The citations were issued to Bodega Latina Corp., a Delaware corporation doing business as El Super with 52 stores in California.

The following locations in Los Angeles and San Bernardino counties were cited:

  • 1100 W Slauson Avenue, Los Angeles 90044
  • 10721 Atlantic Avenue, Lynwood 90262
  • 14590 Bear Valley Road # 28, Victorville 92395

The Labor Commissioner’s Office opened an investigation on Sept. 9, 2020 after receiving complaints from workers and a referral from the United Food and Commercial Workers International Union representing grocery store workers.

The investigators determined the employer did not consistently inform workers of their rights to SPSL if impacted by COVID-19. In some instances, sick workers were reportedly told to come to work until they received their test results even when they had COVID-19 symptoms. To cover isolation time, workers were in some cases reportedly told to apply for unemployment or disability. Moreover, many were denied time off to isolate, even though members of their household had tested positive. Some workers were never paid for their time off due to COVID-19.
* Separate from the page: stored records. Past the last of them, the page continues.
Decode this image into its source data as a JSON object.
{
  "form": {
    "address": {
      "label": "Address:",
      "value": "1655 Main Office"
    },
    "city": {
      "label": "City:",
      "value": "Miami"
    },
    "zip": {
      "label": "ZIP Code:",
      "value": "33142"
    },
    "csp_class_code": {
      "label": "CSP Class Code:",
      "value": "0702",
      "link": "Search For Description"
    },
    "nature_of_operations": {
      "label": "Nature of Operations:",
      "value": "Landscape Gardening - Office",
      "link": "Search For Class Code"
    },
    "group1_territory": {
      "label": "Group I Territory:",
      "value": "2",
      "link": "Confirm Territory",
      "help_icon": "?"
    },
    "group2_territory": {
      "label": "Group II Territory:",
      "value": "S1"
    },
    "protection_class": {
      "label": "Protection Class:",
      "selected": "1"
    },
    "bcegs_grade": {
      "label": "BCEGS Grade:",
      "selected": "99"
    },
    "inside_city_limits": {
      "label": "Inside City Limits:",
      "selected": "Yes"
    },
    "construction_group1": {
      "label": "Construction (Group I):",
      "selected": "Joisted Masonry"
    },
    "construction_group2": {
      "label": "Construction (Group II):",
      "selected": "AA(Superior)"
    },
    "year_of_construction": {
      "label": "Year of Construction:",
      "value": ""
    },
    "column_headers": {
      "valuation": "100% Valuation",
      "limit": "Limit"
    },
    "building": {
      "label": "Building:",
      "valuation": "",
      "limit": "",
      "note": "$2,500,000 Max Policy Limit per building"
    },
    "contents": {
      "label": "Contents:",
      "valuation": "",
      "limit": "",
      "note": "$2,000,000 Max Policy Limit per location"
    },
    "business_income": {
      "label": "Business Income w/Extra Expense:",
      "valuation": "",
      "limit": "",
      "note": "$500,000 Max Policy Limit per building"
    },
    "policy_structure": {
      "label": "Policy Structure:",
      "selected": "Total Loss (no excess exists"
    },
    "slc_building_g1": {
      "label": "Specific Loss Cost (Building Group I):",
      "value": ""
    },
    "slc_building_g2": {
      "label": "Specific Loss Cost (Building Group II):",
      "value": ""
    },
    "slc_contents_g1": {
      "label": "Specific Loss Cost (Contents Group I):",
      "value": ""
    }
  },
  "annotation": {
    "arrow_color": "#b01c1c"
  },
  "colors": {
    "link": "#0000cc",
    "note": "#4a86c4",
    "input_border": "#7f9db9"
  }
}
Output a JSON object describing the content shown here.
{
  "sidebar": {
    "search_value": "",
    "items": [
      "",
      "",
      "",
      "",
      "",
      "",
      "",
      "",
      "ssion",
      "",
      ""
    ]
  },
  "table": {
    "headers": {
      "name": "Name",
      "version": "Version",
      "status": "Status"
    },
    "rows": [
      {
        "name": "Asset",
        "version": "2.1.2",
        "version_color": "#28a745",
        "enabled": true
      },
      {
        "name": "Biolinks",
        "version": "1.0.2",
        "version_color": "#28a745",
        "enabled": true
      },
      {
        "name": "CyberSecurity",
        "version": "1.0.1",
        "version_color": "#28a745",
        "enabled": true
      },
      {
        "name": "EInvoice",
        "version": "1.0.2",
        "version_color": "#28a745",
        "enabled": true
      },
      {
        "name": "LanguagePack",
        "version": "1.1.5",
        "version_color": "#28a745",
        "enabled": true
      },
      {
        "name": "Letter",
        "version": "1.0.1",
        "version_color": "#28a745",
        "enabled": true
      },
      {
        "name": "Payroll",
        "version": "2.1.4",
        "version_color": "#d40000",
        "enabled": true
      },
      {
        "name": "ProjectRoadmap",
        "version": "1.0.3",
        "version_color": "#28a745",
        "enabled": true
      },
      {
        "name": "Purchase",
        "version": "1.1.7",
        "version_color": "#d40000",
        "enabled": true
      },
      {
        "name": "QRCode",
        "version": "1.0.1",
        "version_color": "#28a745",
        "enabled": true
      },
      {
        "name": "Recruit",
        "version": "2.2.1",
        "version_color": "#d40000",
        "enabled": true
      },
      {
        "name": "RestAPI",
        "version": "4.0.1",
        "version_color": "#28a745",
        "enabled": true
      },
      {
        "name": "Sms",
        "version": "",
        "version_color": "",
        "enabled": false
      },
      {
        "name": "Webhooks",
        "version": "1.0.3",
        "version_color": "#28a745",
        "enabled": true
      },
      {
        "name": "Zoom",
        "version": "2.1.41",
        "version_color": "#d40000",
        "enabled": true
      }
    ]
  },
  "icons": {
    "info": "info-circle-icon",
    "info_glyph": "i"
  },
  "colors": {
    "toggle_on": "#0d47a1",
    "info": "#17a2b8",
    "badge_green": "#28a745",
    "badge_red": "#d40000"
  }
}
The citations include $114,741.67 in wages, damages and interest for failing to provide leave under 2020 COVID-19 SPSL for food sector workers, and $14,894.66 in wages, damages and interest for failing to provide leave under 2021 COVID-19 SPSL for employers with 26 or more employeesIn addition, $318,200 was assessed in penalties for nonpayment or late payment of SPSL.

The 2021 SPSL, which went into effect on March 29 and is retroactive to Jan. 1, 2021, requires that California workers are provided up to two weeks of supplemental paid sick leave if they are affected by COVID-19.

Among the key updates in the legislation, leave time also applies to attending a COVID-19 vaccine appointment and recovering from symptoms related to the vaccine. The law is in effect until Sept. 30, 2021. Small businesses employing 25 or fewer workers are exempt from the law but may offer supplemental paid sick leave and receive a federal tax credit, if eligible.